Speed is the name of the game
Customers crave quick-turn responses from brands, with 59% expecting a response within 24 hours and 67% expecting a follow-up, but few brands meet this standard. For every unanswered inquiry and unaddressed customer service problem, organizations are losing an opportunity to differentiate from competitors with basic operational infrastructure. The gap between expectation and reality has created a massive vulnerability. In 2025, silence is permission for customers to shop elsewhere.
When things do go wrong, customers aren’t asking for elaborate apologies or compensation packages. They just want a direct response and an actionable solution for their issue. Customer retention doesn’t require a crisis playbook when textbook communication and responsiveness suffice.
Want to retain customers? Go back to the basics.

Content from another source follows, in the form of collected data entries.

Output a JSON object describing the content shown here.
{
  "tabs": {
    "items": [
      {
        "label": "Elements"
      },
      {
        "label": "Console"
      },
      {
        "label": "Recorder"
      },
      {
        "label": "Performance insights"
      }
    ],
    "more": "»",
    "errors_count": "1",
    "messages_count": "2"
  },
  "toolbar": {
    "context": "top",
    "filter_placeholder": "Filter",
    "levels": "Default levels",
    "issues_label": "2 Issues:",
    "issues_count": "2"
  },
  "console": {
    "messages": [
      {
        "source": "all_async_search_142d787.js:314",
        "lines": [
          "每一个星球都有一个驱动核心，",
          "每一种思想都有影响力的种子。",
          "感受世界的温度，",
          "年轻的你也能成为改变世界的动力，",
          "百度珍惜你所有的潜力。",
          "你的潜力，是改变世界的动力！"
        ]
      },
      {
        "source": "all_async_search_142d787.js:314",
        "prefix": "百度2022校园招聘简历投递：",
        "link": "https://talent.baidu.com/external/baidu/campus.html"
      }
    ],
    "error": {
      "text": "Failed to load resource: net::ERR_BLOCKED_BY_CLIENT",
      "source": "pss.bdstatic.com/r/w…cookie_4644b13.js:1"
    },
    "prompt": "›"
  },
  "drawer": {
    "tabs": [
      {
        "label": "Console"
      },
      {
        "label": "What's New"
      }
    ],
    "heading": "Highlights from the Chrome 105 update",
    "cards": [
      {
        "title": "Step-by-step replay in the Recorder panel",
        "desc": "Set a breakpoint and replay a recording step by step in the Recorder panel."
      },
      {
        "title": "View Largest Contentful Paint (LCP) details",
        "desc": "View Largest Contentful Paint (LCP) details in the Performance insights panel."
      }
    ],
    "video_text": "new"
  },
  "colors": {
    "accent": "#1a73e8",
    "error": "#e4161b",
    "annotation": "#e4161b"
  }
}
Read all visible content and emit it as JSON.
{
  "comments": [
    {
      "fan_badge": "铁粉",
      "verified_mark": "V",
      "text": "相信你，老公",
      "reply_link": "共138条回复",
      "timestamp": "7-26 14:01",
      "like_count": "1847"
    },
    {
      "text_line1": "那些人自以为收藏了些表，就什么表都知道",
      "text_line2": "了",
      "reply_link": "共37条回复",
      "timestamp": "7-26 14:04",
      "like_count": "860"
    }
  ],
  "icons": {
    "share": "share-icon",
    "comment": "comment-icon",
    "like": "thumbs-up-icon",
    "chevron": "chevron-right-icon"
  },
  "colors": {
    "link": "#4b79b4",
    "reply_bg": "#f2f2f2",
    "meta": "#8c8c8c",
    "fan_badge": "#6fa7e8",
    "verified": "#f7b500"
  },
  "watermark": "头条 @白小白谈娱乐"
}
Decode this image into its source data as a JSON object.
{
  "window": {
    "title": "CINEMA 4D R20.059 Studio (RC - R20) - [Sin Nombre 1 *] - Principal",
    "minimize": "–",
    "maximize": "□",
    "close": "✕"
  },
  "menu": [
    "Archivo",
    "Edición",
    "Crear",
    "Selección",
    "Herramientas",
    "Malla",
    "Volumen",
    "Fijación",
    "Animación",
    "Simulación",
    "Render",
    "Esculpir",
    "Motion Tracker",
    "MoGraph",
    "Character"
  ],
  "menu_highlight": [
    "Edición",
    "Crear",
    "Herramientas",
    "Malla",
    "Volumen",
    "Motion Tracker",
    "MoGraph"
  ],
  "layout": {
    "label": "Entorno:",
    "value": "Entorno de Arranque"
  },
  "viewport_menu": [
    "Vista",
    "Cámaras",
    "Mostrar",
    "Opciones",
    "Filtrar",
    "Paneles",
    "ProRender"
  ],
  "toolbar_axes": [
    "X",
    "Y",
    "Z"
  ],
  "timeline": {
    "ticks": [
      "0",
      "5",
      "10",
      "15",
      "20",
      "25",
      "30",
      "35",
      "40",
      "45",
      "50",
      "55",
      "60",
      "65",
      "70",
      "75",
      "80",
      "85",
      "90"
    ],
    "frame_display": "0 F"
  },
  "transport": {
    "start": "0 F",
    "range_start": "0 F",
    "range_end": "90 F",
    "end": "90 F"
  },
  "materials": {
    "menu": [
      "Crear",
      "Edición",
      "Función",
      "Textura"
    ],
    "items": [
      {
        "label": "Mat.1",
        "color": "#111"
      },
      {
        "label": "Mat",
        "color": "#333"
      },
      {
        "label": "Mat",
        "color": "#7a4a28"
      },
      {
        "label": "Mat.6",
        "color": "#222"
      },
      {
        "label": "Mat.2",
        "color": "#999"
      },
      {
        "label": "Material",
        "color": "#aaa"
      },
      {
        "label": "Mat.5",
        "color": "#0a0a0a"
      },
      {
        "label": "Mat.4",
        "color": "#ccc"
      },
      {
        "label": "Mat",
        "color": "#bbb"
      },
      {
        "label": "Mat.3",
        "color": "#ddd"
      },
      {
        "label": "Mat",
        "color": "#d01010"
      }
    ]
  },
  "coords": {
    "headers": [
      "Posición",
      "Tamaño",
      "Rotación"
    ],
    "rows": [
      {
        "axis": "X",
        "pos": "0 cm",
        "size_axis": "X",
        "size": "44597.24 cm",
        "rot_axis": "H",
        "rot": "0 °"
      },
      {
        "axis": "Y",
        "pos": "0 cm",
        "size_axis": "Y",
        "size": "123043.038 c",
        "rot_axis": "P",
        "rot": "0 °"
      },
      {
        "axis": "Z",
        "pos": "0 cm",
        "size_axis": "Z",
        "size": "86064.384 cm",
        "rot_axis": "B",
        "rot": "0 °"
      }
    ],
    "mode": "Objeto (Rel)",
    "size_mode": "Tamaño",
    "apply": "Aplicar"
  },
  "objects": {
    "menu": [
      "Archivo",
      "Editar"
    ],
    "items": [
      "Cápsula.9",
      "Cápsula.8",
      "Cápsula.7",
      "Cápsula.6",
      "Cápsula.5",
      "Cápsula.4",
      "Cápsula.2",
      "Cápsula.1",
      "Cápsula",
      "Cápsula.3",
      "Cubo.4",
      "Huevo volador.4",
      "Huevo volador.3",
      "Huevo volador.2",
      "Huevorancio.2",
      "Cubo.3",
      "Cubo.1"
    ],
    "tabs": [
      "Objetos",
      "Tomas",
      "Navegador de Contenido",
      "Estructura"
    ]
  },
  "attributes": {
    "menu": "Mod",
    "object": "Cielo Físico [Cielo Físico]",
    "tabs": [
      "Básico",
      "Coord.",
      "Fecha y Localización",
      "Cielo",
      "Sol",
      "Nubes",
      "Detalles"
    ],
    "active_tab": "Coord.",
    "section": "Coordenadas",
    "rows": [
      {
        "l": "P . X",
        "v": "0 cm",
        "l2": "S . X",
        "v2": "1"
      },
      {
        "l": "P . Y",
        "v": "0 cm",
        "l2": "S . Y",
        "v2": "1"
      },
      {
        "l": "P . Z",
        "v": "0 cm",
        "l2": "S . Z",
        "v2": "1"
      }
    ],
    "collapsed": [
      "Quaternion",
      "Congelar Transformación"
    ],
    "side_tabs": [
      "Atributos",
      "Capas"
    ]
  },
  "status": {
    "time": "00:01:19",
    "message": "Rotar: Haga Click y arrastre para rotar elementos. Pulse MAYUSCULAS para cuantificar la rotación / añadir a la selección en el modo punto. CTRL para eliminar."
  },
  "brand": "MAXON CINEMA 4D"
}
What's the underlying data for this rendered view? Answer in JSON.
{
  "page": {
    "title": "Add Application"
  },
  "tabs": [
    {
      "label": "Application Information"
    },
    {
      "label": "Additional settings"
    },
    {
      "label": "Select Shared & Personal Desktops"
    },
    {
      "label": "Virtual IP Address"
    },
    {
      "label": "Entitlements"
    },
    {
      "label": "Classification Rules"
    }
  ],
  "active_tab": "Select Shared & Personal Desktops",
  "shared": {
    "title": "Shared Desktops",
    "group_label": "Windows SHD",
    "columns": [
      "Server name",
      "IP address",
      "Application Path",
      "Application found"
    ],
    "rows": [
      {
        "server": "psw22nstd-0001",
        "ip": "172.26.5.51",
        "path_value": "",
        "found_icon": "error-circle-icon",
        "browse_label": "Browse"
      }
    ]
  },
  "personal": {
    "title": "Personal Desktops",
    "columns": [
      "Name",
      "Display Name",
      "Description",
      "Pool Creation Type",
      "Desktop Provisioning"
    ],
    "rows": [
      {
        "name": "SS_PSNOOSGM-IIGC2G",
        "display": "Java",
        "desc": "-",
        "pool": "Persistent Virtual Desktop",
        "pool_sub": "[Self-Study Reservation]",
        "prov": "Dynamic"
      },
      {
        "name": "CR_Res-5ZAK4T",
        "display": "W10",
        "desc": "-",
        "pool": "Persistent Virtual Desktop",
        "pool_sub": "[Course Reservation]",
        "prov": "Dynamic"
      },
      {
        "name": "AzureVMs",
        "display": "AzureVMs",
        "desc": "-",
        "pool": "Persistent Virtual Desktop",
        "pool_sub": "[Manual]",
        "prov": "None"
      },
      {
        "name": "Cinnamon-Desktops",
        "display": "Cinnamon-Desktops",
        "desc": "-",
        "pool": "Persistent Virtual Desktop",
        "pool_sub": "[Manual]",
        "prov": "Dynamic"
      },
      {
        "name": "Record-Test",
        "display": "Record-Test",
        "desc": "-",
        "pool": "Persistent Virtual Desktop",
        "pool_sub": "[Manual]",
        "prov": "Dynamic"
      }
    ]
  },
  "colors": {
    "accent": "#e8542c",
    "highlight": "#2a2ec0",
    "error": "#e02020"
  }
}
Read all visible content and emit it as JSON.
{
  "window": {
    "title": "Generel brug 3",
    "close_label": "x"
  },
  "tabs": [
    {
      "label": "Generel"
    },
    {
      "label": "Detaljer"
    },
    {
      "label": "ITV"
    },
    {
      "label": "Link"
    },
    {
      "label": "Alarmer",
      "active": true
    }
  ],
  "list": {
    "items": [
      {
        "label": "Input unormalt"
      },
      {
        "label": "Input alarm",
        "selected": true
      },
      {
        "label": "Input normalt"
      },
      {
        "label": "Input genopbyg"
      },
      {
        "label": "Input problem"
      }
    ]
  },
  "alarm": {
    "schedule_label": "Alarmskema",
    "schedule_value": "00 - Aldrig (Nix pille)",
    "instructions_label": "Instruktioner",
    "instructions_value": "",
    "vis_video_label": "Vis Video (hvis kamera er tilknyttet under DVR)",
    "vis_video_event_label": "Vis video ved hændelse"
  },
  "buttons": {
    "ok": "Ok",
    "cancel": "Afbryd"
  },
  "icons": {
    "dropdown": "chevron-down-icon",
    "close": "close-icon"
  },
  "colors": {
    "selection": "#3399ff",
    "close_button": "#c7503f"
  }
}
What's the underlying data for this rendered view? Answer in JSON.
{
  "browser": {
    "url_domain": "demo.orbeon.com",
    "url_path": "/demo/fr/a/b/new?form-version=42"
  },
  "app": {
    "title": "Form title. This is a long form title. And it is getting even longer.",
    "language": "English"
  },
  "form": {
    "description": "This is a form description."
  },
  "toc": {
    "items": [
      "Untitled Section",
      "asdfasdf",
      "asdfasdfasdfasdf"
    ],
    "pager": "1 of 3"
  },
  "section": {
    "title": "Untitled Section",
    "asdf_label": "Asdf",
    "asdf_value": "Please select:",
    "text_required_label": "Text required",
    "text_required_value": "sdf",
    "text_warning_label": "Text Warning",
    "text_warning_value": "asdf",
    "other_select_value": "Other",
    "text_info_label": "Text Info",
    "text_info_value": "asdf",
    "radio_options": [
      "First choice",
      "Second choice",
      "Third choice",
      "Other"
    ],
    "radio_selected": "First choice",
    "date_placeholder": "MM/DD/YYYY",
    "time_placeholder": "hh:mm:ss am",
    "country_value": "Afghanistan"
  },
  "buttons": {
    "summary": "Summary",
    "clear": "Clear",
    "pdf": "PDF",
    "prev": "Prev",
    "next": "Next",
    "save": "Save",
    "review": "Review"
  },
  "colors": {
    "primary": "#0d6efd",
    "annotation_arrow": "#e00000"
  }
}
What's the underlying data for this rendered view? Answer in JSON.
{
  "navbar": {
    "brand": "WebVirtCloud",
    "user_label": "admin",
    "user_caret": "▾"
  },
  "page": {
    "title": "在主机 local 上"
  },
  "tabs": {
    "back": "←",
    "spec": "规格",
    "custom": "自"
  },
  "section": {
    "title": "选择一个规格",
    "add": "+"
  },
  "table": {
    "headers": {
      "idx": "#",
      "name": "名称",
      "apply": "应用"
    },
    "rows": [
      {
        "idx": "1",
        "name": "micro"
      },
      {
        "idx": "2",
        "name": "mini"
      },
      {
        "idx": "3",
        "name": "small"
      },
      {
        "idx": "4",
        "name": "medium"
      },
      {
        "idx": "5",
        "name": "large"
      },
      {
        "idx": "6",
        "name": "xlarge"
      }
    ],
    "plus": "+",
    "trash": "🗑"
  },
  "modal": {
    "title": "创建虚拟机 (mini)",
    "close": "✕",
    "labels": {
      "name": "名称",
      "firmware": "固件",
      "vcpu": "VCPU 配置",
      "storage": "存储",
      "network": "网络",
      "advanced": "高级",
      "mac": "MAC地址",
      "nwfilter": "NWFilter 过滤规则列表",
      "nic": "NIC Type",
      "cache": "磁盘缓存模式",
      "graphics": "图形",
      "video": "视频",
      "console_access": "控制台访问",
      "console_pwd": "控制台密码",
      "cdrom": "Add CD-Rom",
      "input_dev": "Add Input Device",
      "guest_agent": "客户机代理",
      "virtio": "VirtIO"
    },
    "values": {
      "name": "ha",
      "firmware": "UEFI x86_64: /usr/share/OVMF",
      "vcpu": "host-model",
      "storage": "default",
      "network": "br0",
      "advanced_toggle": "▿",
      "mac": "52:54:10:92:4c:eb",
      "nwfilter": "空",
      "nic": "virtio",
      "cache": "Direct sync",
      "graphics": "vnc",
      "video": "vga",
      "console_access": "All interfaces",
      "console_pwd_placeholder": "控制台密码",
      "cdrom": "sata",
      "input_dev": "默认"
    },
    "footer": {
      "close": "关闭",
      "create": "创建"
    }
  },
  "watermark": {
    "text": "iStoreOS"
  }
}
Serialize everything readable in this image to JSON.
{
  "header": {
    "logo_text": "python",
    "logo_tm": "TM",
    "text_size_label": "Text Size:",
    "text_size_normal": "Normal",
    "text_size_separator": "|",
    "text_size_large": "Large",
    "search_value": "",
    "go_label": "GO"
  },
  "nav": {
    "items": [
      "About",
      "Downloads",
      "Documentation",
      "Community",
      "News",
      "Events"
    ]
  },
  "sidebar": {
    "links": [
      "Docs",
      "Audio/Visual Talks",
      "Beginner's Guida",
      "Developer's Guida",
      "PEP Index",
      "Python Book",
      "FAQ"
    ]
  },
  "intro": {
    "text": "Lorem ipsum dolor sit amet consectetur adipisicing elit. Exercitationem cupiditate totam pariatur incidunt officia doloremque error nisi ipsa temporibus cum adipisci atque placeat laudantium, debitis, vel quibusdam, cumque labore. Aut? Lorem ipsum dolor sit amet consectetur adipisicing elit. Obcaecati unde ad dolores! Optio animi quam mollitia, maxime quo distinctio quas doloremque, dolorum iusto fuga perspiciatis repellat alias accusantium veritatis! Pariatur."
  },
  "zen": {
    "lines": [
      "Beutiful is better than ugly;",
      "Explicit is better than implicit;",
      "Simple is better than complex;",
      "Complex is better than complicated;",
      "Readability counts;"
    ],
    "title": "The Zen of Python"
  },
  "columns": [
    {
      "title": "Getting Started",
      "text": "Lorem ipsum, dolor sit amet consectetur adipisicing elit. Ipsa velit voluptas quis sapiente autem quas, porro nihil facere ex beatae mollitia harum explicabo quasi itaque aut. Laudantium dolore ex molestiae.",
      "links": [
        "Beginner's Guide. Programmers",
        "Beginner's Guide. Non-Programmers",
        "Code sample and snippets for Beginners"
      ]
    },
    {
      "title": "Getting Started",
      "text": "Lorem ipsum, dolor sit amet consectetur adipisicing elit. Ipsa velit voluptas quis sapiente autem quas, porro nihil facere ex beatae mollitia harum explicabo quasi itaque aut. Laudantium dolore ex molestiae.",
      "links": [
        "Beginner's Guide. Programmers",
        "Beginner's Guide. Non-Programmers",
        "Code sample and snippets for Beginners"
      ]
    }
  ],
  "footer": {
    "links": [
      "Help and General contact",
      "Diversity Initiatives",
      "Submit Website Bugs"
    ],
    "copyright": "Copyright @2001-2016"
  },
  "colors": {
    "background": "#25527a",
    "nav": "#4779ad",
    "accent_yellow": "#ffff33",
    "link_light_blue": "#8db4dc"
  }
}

Fancy features won’t make up for broken fundamentals. Short wait times, accurate order tracking and consistent omnichannel support aren’t exciting, but they’re simple practices that can dramatically improve customer retention.
One global retailer we work with saw a 24% lift in customer satisfaction simply by consolidating help center channels and reducing repeat contacts through better backend integration. No revolutionary technology. No massive transformation initiative. Just a better approach to the basics of customer service.
The companies best prepared to survive economic headwinds are the ones obsessing over the snafus that quietly kill customer relationships every single day. The data says it best; it’s not the dramatic failures that destroy business. It’s the thousand small ones that customers simply stop tolerating.